Human Rights Campaign has released the latest version on its Corporate Equality Index.

The CEI is a great place for people looking for work to find which companies treat their LGBT employees equally. For people already working at any of the 1,059 rated companies, they can see how their company compares to others in its category and see where its policies need improvement.

If you’re looking for who to do business with, the results are mixed. Surely, if a company treats its employees equally, they’re more likely to do the same for their customers. But if you’re looking for which companies support the LGBT community in general, that’s not rated.

For example, Apple rates 100 and has for years, and its employees show up for Pride parades. But the company refuses to advertise in the LGBT press. Or while two local airlines both score 100, you may prefer the customer service of one over the other.
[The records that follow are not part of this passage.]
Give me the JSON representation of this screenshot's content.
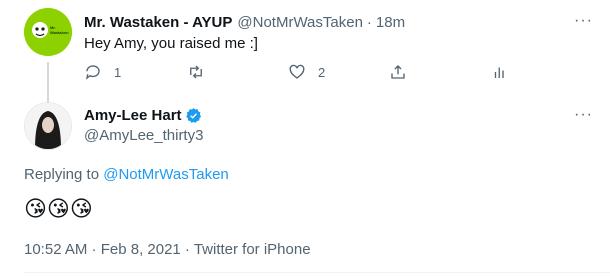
{
  "reply_tweet": {
    "display_name": "Mr. Wastaken - AYUP",
    "handle": "@NotMrWasTaken",
    "separator": "·",
    "time_ago": "18m",
    "text": "Hey Amy, you raised me :]",
    "avatar_text": "Mr. Wastaken",
    "actions": {
      "reply_count": "1",
      "retweet_count": "",
      "like_count": "2"
    }
  },
  "main_tweet": {
    "display_name": "Amy-Lee Hart",
    "handle": "@AmyLee_thirty3",
    "replying_to_label": "Replying to",
    "replying_to_handle": "@NotMrWasTaken",
    "emojis": "😘😘😘",
    "timestamp": "10:52 AM · Feb 8, 2021 · Twitter for iPhone"
  },
  "more_label": "···",
  "colors": {
    "accent": "#1d9bf0",
    "avatar_bg": "#8dd200",
    "muted_text": "#536471"
  }
}
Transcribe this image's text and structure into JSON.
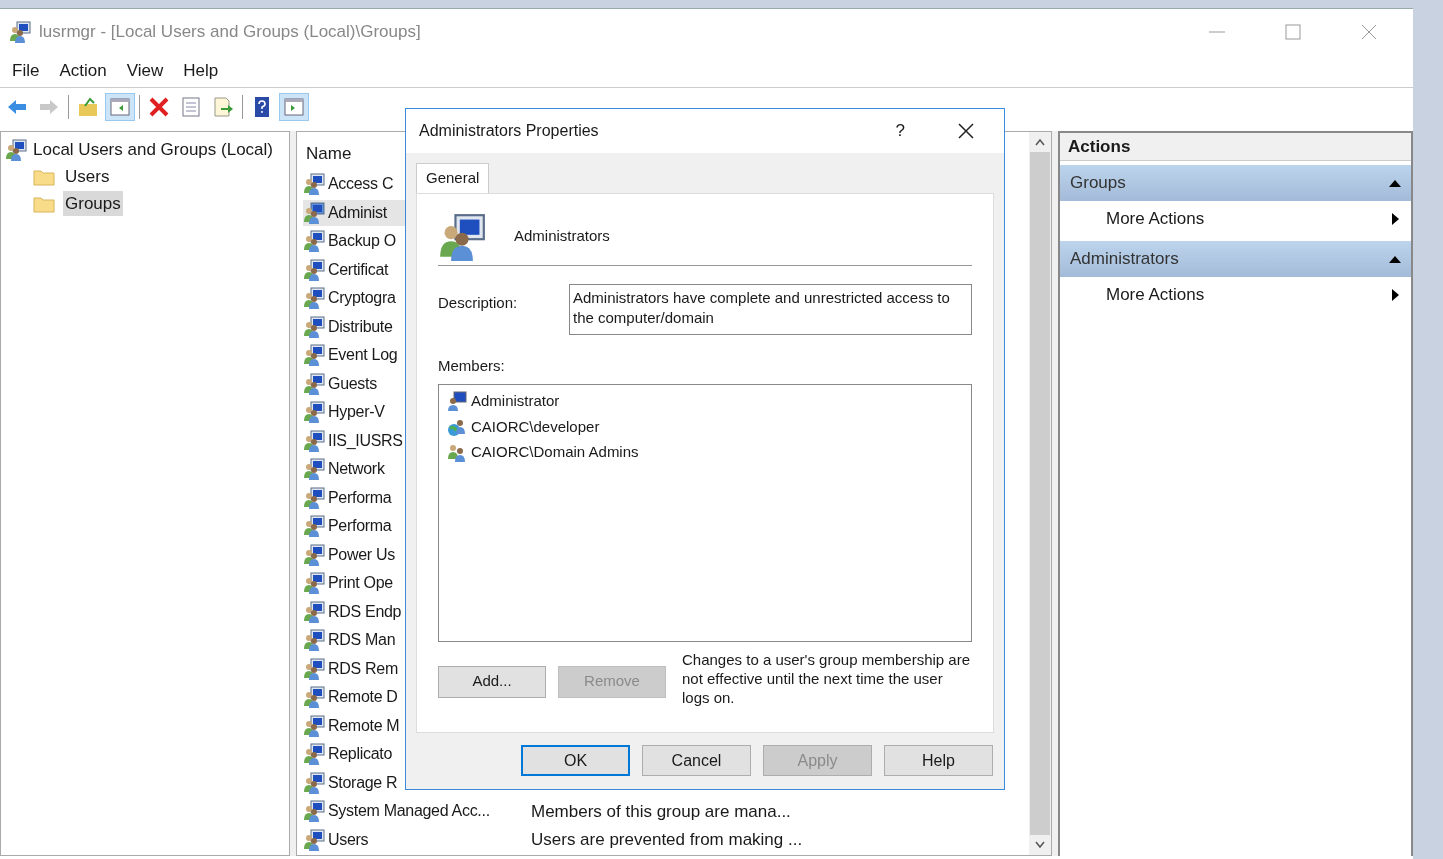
{
  "window": {
    "title": "lusrmgr - [Local Users and Groups (Local)\\Groups]"
  },
  "menu": [
    "File",
    "Action",
    "View",
    "Help"
  ],
  "toolbar": [
    {
      "kind": "back",
      "pressed": false,
      "disabled": false
    },
    {
      "kind": "forward",
      "pressed": false,
      "disabled": true
    },
    {
      "kind": "up",
      "pressed": false,
      "disabled": false
    },
    {
      "kind": "tree",
      "pressed": true,
      "disabled": false
    },
    {
      "kind": "delete",
      "pressed": false,
      "disabled": false
    },
    {
      "kind": "properties",
      "pressed": false,
      "disabled": false
    },
    {
      "kind": "export",
      "pressed": false,
      "disabled": false
    },
    {
      "kind": "help",
      "pressed": false,
      "disabled": false
    },
    {
      "kind": "actionpane",
      "pressed": true,
      "disabled": false
    }
  ],
  "tree": {
    "label": "Local Users and Groups (Local)",
    "children": [
      {
        "label": "Users",
        "selected": false
      },
      {
        "label": "Groups",
        "selected": true
      }
    ]
  },
  "list": {
    "columns": [
      "Name"
    ],
    "rows": [
      {
        "name": "Access C",
        "selected": false
      },
      {
        "name": "Administ",
        "selected": true
      },
      {
        "name": "Backup O",
        "selected": false
      },
      {
        "name": "Certificat",
        "selected": false
      },
      {
        "name": "Cryptogra",
        "selected": false
      },
      {
        "name": "Distribute",
        "selected": false
      },
      {
        "name": "Event Log",
        "selected": false
      },
      {
        "name": "Guests",
        "selected": false
      },
      {
        "name": "Hyper-V",
        "selected": false
      },
      {
        "name": "IIS_IUSRS",
        "selected": false
      },
      {
        "name": "Network",
        "selected": false
      },
      {
        "name": "Performa",
        "selected": false
      },
      {
        "name": "Performa",
        "selected": false
      },
      {
        "name": "Power Us",
        "selected": false
      },
      {
        "name": "Print Ope",
        "selected": false
      },
      {
        "name": "RDS Endp",
        "selected": false
      },
      {
        "name": "RDS Man",
        "selected": false
      },
      {
        "name": "RDS Rem",
        "selected": false
      },
      {
        "name": "Remote D",
        "selected": false
      },
      {
        "name": "Remote M",
        "selected": false
      },
      {
        "name": "Replicato",
        "selected": false
      },
      {
        "name": "Storage R",
        "selected": false
      },
      {
        "name": "System Managed Acc...",
        "description": "Members of this group are mana...",
        "selected": false
      },
      {
        "name": "Users",
        "description": "Users are prevented from making ...",
        "selected": false
      }
    ]
  },
  "actions": {
    "title": "Actions",
    "sections": [
      {
        "title": "Groups",
        "expanded": true,
        "items": [
          "More Actions"
        ]
      },
      {
        "title": "Administrators",
        "expanded": true,
        "items": [
          "More Actions"
        ]
      }
    ]
  },
  "dialog": {
    "title": "Administrators Properties",
    "help": "?",
    "tabs": [
      {
        "label": "General",
        "selected": true
      }
    ],
    "group_name": "Administrators",
    "description_label": "Description:",
    "description": "Administrators have complete and unrestricted access to the computer/domain",
    "members_label": "Members:",
    "members": [
      {
        "kind": "local-user",
        "name": "Administrator"
      },
      {
        "kind": "domain-user",
        "name": "CAIORC\\developer"
      },
      {
        "kind": "domain-group",
        "name": "CAIORC\\Domain Admins"
      }
    ],
    "member_buttons": [
      {
        "label": "Add...",
        "disabled": false
      },
      {
        "label": "Remove",
        "disabled": true
      }
    ],
    "note": "Changes to a user's group membership are not effective until the next time the user logs on.",
    "buttons": [
      {
        "label": "OK",
        "default": true,
        "disabled": false
      },
      {
        "label": "Cancel",
        "default": false,
        "disabled": false
      },
      {
        "label": "Apply",
        "default": false,
        "disabled": true
      },
      {
        "label": "Help",
        "default": false,
        "disabled": false
      }
    ]
  }
}
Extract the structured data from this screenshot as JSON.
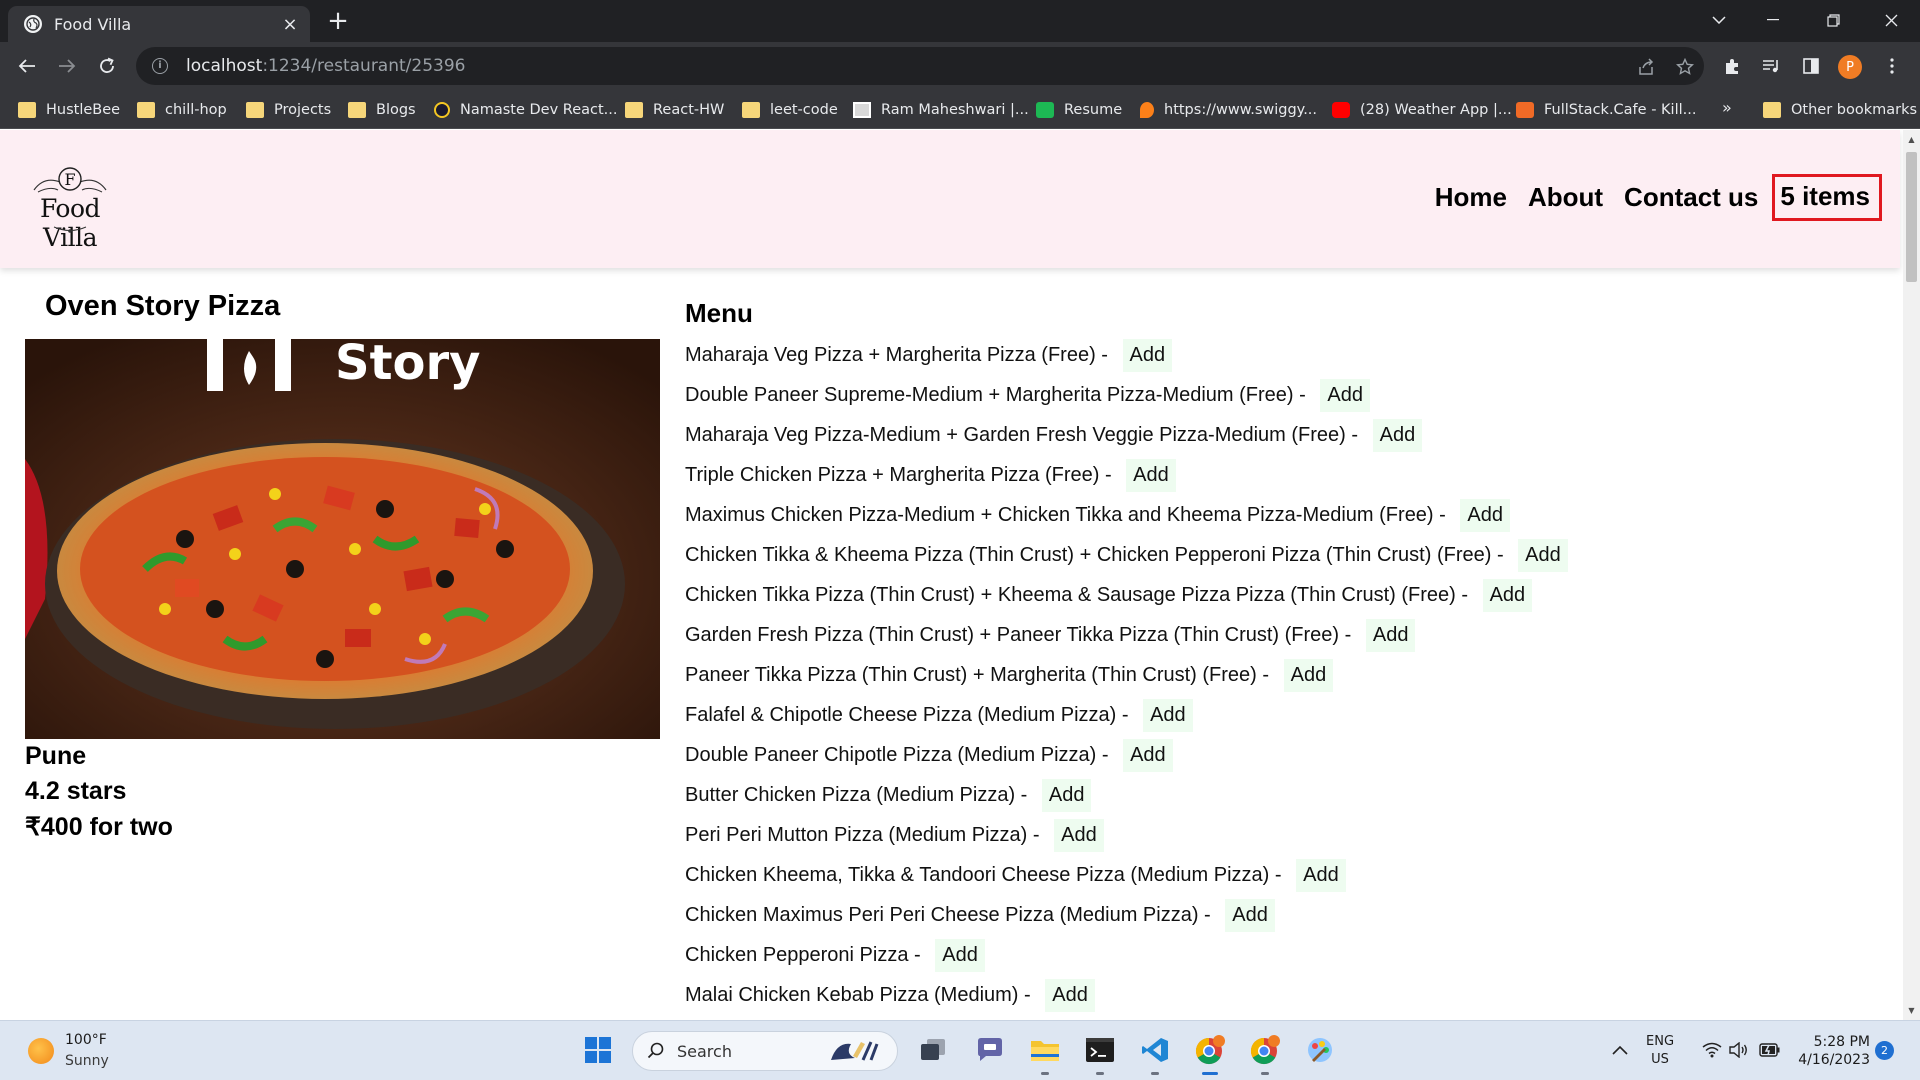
{
  "browser": {
    "tab_title": "Food Villa",
    "tab_close": "×",
    "new_tab": "+",
    "url_host": "localhost",
    "url_path": ":1234/restaurant/25396",
    "profile_initial": "P",
    "bookmarks": [
      {
        "label": "HustleBee",
        "icon": "folder-icon"
      },
      {
        "label": "chill-hop",
        "icon": "folder-icon"
      },
      {
        "label": "Projects",
        "icon": "folder-icon"
      },
      {
        "label": "Blogs",
        "icon": "folder-icon"
      },
      {
        "label": "Namaste Dev React...",
        "icon": "namaste-dev-icon"
      },
      {
        "label": "React-HW",
        "icon": "folder-icon"
      },
      {
        "label": "leet-code",
        "icon": "folder-icon"
      },
      {
        "label": "Ram Maheshwari |...",
        "icon": "profile-photo-icon"
      },
      {
        "label": "Resume",
        "icon": "resume-site-icon"
      },
      {
        "label": "https://www.swiggy...",
        "icon": "swiggy-icon"
      },
      {
        "label": "(28) Weather App |...",
        "icon": "youtube-icon"
      },
      {
        "label": "FullStack.Cafe - Kill...",
        "icon": "fullstack-cafe-icon"
      }
    ],
    "bookmarks_overflow": "»",
    "other_bookmarks": "Other bookmarks"
  },
  "site": {
    "logo_text": "Food Villa",
    "logo_monogram": "F",
    "nav": {
      "home": "Home",
      "about": "About",
      "contact": "Contact us",
      "cart": "5 items"
    }
  },
  "restaurant": {
    "name": "Oven Story Pizza",
    "image_banner_text": "Story",
    "city": "Pune",
    "rating": "4.2 stars",
    "cost": "₹400 for two"
  },
  "menu": {
    "heading": "Menu",
    "add_label": "Add",
    "items": [
      "Maharaja Veg Pizza + Margherita Pizza (Free) - ",
      "Double Paneer Supreme-Medium + Margherita Pizza-Medium (Free) - ",
      "Maharaja Veg Pizza-Medium + Garden Fresh Veggie Pizza-Medium (Free) - ",
      "Triple Chicken Pizza + Margherita Pizza (Free) - ",
      "Maximus Chicken Pizza-Medium + Chicken Tikka and Kheema Pizza-Medium (Free) - ",
      "Chicken Tikka & Kheema Pizza (Thin Crust) + Chicken Pepperoni Pizza (Thin Crust) (Free) - ",
      "Chicken Tikka Pizza (Thin Crust) + Kheema & Sausage Pizza Pizza (Thin Crust) (Free) - ",
      "Garden Fresh Pizza (Thin Crust) + Paneer Tikka Pizza (Thin Crust) (Free) - ",
      "Paneer Tikka Pizza (Thin Crust) + Margherita (Thin Crust) (Free) - ",
      "Falafel & Chipotle Cheese Pizza (Medium Pizza) - ",
      "Double Paneer Chipotle Pizza (Medium Pizza) - ",
      "Butter Chicken Pizza (Medium Pizza) - ",
      "Peri Peri Mutton Pizza (Medium Pizza) - ",
      "Chicken Kheema, Tikka & Tandoori Cheese Pizza (Medium Pizza) - ",
      "Chicken Maximus Peri Peri Cheese Pizza (Medium Pizza) - ",
      "Chicken Pepperoni Pizza - ",
      "Malai Chicken Kebab Pizza (Medium) - "
    ]
  },
  "taskbar": {
    "weather_temp": "100°F",
    "weather_desc": "Sunny",
    "search_label": "Search",
    "lang_line1": "ENG",
    "lang_line2": "US",
    "time": "5:28 PM",
    "date": "4/16/2023",
    "notification_count": "2"
  },
  "colors": {
    "header_bg": "#fdeef3",
    "cart_border": "#e0181f",
    "add_button_bg": "#eefcf0",
    "chrome_dark": "#202124",
    "chrome_toolbar": "#35363a"
  }
}
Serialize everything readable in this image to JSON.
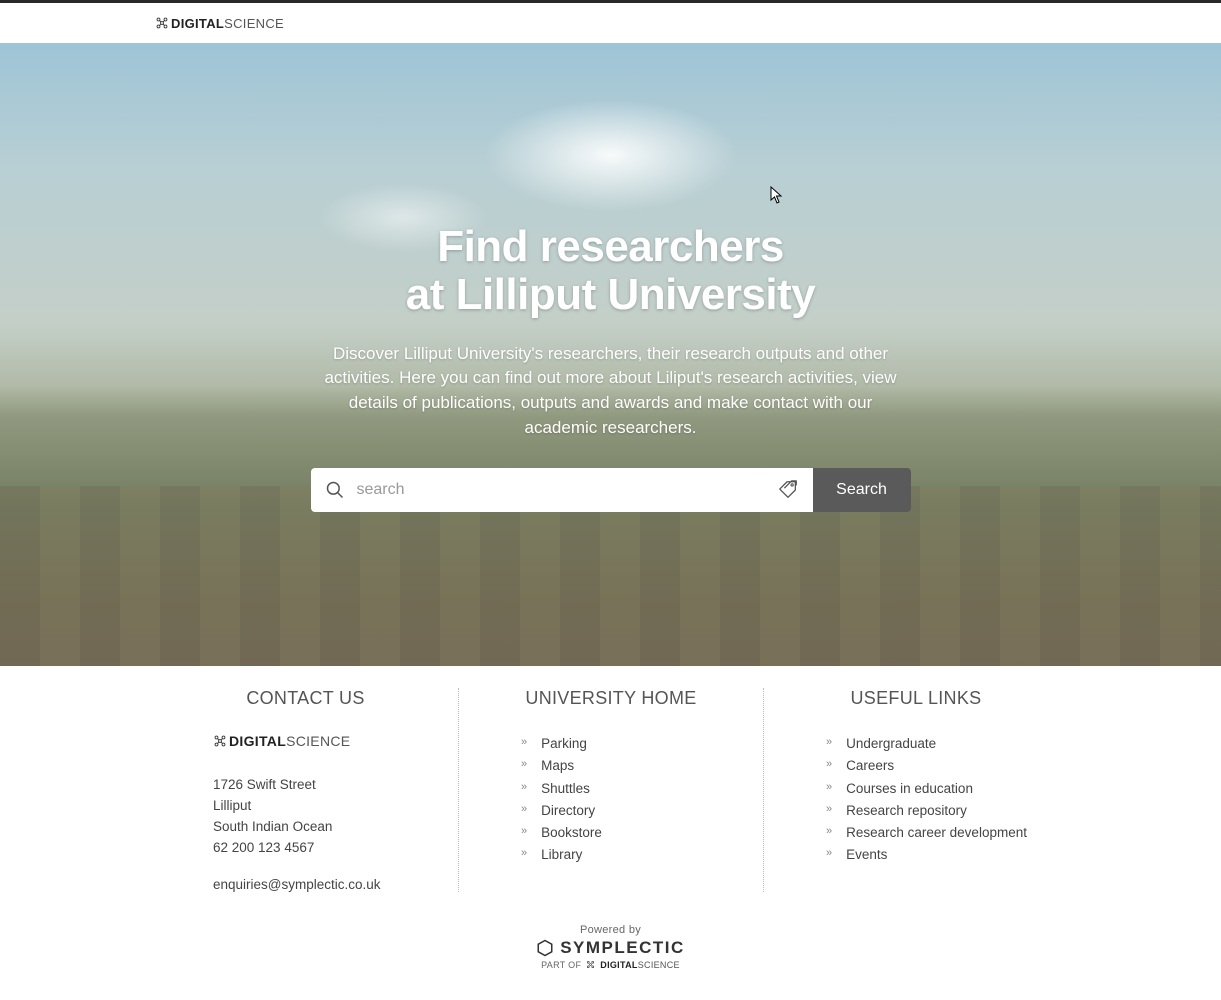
{
  "header": {
    "brand_bold": "DIGITAL",
    "brand_light": "SCIENCE"
  },
  "hero": {
    "title_line1": "Find researchers",
    "title_line2": "at Lilliput University",
    "description": "Discover Lilliput University's researchers, their research outputs and other activities. Here you can find out more about Liliput's research activities, view details of publications, outputs and awards and make contact with our academic researchers.",
    "search_placeholder": "search",
    "search_button": "Search"
  },
  "footer": {
    "contact": {
      "heading": "CONTACT US",
      "brand_bold": "DIGITAL",
      "brand_light": "SCIENCE",
      "address_line1": "1726 Swift Street",
      "address_line2": "Lilliput",
      "address_line3": "South Indian Ocean",
      "phone": "62 200 123 4567",
      "email": "enquiries@symplectic.co.uk"
    },
    "university": {
      "heading": "UNIVERSITY HOME",
      "links": [
        "Parking",
        "Maps",
        "Shuttles",
        "Directory",
        "Bookstore",
        "Library"
      ]
    },
    "useful": {
      "heading": "USEFUL LINKS",
      "links": [
        "Undergraduate",
        "Careers",
        "Courses in education",
        "Research repository",
        "Research career development",
        "Events"
      ]
    },
    "powered": {
      "label": "Powered by",
      "brand": "SYMPLECTIC",
      "partof": "PART OF",
      "ds_bold": "DIGITAL",
      "ds_light": "SCIENCE"
    }
  }
}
That’s not what this index ranks. It’s scoring employment practices and benefits.

DFW-area companies that were rated 100 include AT&T, Comerica, Southwest Airlines, American Airlines, Toyota, Ericsson, Fossil, Fujitsu and Celanese. So’s McKesson, which recently moved to Las Colinas from San Francisco and achieved 100 for the seventh year in a row. ExxonMobil gets an 85, up from its perennial minus-20, but it still lags behind Shell, Chevron, BP, ConocoPhillips and Marathon, all of which are rated 100.

Fort Worth-based Burlington Northern gets a miserable 30, but that’s a 10-point improvement over last year’s 20.

Tenet Healthcare gets an 80, which isn’t bad. But in this category we’re talking life and death: Not bad may be very bad.

Plano-based Dr Pepper improved from a 45 last year to a 70 this year. Big improvement but the competition — Coke and Pepsi — both score 100.

You want your baby-back-baby-back-ribs? You want your baby-back… Parent company Brinker only scores a 65.